私の知っていることはすべて5年以内に陳腐化する?

あなたの知っていることはすべて5年以内に陳腐化するというエッセイの翻訳があり(翻訳者の方、ありがとうございます)、はてなブックマークでもブックマークされているようなんだが…
本当にそうかね?
いや、このエッセイのポイントである、「どこか別な場所に行こうと思ったら、2倍速く走らなければならないのだ。それは5年たっても陳腐化しないようなトピック——人間的側面とデザイン——について学ぶということだ」ということには異論は無いのだが、(そして僕も「人間的側面とデザイン」はとても重要なポイントだとは思うけれども)、それ以外のコンピュータサイエンスの知識だって、5年で陳腐化するようなもんじゃないと思うよ。
おまいらの好きなオブジェクト指向だって、元はSimula67。40年前の言語だぜ。当時からちゃんとクラスも継承もあったし、(僕の記憶が正しければ)ガベージコレクションやコルーチンまであったはず。
モダンな関数型言語の元祖を、最近逝去されたバッカスのfpあたりだとすると、1977年か。
コンピュータアーキテクチャだって、本質的なところはそれほど変わっていない。今はやりの仮想化だって、汎用機時代の技術だし、少し前によく話題になったスーパースカラだって、元はCDC6600やIBM 360/91で開発された技術。VLIWも…とか言い出すときりが無いからやめるか。

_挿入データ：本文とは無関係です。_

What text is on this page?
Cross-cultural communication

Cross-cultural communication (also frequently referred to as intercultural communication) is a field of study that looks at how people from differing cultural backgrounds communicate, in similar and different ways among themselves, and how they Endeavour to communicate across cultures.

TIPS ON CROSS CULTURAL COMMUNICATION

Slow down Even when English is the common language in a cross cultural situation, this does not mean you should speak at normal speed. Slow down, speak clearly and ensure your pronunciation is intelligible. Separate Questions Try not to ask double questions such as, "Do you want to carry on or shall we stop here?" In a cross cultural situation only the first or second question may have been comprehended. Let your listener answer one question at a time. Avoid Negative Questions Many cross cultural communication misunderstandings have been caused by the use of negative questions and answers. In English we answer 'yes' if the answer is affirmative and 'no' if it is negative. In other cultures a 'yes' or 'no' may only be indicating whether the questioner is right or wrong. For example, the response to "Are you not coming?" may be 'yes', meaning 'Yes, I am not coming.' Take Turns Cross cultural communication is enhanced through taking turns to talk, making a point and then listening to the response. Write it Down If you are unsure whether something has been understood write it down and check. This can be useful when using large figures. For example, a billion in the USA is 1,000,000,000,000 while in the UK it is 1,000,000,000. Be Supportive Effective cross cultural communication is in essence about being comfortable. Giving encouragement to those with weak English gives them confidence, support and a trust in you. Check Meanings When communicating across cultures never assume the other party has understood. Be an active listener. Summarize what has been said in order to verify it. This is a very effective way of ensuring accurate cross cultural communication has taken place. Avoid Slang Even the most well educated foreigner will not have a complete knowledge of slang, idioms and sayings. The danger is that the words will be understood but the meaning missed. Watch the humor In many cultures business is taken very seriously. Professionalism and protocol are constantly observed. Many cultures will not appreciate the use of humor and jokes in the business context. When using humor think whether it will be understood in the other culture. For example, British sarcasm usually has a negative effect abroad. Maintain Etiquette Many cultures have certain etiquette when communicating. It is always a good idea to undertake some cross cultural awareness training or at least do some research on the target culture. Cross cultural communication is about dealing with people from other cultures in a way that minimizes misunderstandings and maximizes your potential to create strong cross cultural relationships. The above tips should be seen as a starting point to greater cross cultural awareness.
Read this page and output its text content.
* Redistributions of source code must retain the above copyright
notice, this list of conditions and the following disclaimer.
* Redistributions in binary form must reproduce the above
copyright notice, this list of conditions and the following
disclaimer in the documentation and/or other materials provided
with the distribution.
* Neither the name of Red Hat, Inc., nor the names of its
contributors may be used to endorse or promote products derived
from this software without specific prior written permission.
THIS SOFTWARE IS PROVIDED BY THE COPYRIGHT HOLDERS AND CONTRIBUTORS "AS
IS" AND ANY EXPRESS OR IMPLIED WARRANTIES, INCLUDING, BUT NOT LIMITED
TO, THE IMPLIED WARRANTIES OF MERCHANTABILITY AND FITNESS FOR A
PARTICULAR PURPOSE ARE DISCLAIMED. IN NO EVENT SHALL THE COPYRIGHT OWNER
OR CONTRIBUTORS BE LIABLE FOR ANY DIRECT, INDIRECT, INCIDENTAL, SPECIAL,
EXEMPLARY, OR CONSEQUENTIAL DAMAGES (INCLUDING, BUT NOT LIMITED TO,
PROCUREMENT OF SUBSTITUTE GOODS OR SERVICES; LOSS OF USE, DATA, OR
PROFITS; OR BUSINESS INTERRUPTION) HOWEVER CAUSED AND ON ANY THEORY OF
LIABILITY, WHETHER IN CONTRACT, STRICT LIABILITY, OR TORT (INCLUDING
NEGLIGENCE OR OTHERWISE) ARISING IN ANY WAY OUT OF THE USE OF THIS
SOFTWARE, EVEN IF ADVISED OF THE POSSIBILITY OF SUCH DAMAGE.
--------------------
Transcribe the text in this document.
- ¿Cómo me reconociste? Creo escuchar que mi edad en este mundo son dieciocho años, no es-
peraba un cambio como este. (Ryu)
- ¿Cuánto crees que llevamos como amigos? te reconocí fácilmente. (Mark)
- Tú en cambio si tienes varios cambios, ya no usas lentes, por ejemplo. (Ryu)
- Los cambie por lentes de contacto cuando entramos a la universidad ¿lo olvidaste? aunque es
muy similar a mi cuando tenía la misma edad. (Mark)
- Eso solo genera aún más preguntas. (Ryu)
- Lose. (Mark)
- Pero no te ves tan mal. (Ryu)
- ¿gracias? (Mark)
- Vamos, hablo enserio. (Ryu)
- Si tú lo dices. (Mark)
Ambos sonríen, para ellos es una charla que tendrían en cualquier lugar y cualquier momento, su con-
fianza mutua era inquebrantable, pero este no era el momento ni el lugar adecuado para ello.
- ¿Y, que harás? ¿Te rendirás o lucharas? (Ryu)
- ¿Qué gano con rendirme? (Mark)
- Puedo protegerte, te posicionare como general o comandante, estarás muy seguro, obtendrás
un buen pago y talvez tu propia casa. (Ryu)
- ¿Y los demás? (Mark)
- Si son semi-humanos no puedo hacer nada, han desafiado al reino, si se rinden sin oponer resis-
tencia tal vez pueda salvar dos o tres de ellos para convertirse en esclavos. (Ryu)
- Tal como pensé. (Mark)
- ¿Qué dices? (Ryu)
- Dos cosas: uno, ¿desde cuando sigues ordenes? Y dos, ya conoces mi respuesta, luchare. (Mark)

確かに表層的には変わっている。僕たちはSimulaは使わずJavaRubyを使っているわけだし、大型計算機ではなくパーソナルコンピュータを使っている。しかし、その表層的な変化についていくことを「走り続ける」と称するのは、志が低いなぁ。「オブジェクト指向」の概念を学ぶのは大変だとしても、一度それを学んでしまえば、「オブジェクト指向言語」を学ぶのはそれほど大変ではないはず。(もちろん、それぞれに特徴もあるし、ひとくくりにはできないけれども)

本質的な概念の理解があれば、表層的な変化に惑わされて「走り続ける」ことにはならないと思うよ。